Since their discovery in the 19th-century, some of the biggest questions in hemichordate evolution have focused on the group's origins and the relationship between its two main branches: the enteropneusts and the pterobranchs, including graptolites. "One of the big punchlines from my graduate work, was molecular evidence that enteropneusts and pterobranchs are closely related" said Cameron, a specialist on the taxonomy, evolution and biogeography of hemichordates.
Video: The Burgess Shale
"It's astonishing how similar Spartobranchus tenuis fossils are to modern day acorn worms, except that they also formed fibrous tubes." The tubes provide a key missing link that connects the two main hemichordate groups. "The explosive radiation of graptolites in the Paleozoic planktonic ecosystems is known only from the diversity of their tubes. Our findings suggest that the tubes were lost in the lineage leading to modern day enteropneusts, but elaborated on in graptolites and retained to the present day in pterobranchs" added Cameron.

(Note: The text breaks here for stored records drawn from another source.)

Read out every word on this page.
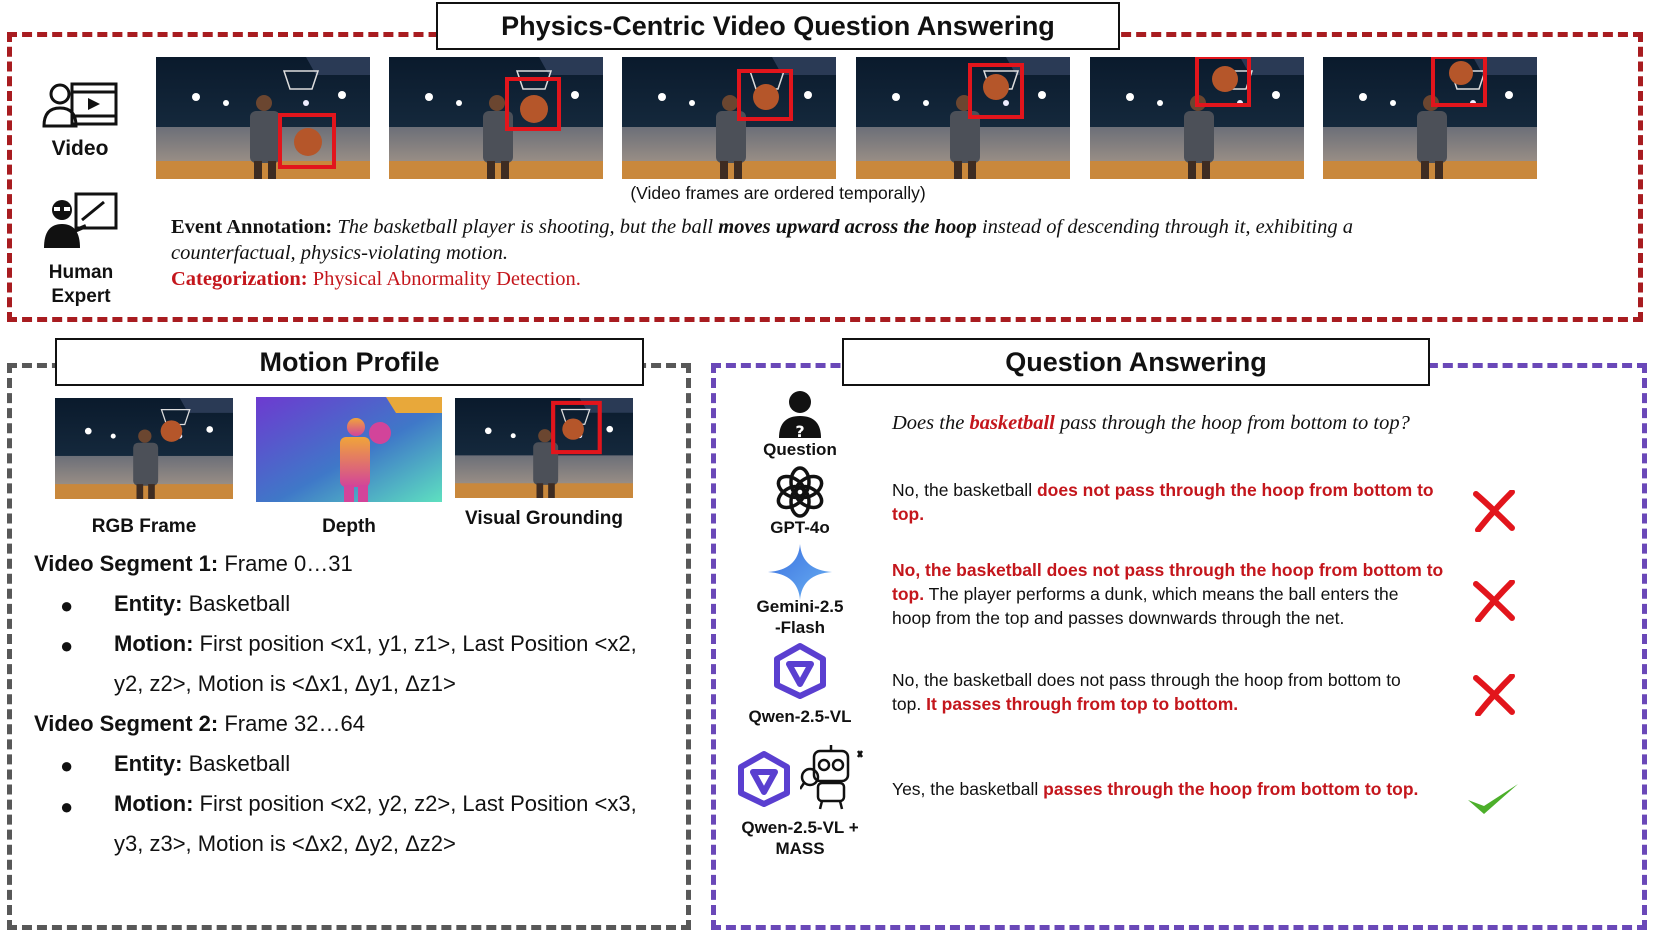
Physics-Centric Video Question Answering
Video
Human
Expert
(Video frames are ordered temporally)
Event Annotation: The basketball player is shooting, but the ball moves upward across the hoop instead of descending through it, exhibiting a
counterfactual, physics-violating motion.
Categorization: Physical Abnormality Detection.
Motion Profile
RGB Frame	Depth	Visual Grounding
Video Segment 1: Frame 0…31
● Entity: Basketball
● Motion: First position <x1, y1, z1>, Last Position <x2,
y2, z2>, Motion is <Δx1, Δy1, Δz1>
Video Segment 2: Frame 32…64
● Entity: Basketball
● Motion: First position <x2, y2, z2>, Last Position <x3,
y3, z3>, Motion is <Δx2, Δy2, Δz2>
Question Answering
?
Question
Does the basketball pass through the hoop from bottom to top?
GPT-4o
Gemini-2.5
-Flash
Qwen-2.5-VL
Qwen-2.5-VL +
MASS
No, the basketball does not pass through the hoop from bottom to
top.
No, the basketball does not pass through the hoop from bottom to
top. The player performs a dunk, which means the ball enters the
hoop from the top and passes downwards through the net.
No, the basketball does not pass through the hoop from bottom to
top. It passes through from top to bottom.
Yes, the basketball passes through the hoop from bottom to top.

Hemichordates also share many of the same characteristics as chordates – a group of animals that includes humans – with the name hemichordate roughly translating to 'half a chordate.'
"Work from my lab has shown that enteropneusts filter feed using a pharynx perforated with gill slits, just like the invertebrate chordates" added Cameron. Spartobranchus tenuis probably fed on small particles of matter filtered from the seawater. "There are thousands of specimens at the Walcott Quarry in Yoho National Park, so it's possible Spartobranchus tenuis may have played an important role in moving carbon from the water column to the sediment in the early Burgess Shale environment" said Cameron.
Detailed analysis suggests Spartobranchus tenuis had a flexible body consisting of a short proboscis, collar and narrow elongate trunk terminating in a bulbous structure, which may have served as an anchor. The largest complete specimens examined were 10 centimetres long with the proboscis accounting for about half a centimetre. A large proportion of these worms was preserved in tubes, of which some were branched, suggesting the tubes were used as a dwelling structure.
Other members of the Spartobranchus tenuis research team are lead author Jean-Bernard Caron of the Royal Ontario Museum and Simon Conway Morris of the University of Cambridge.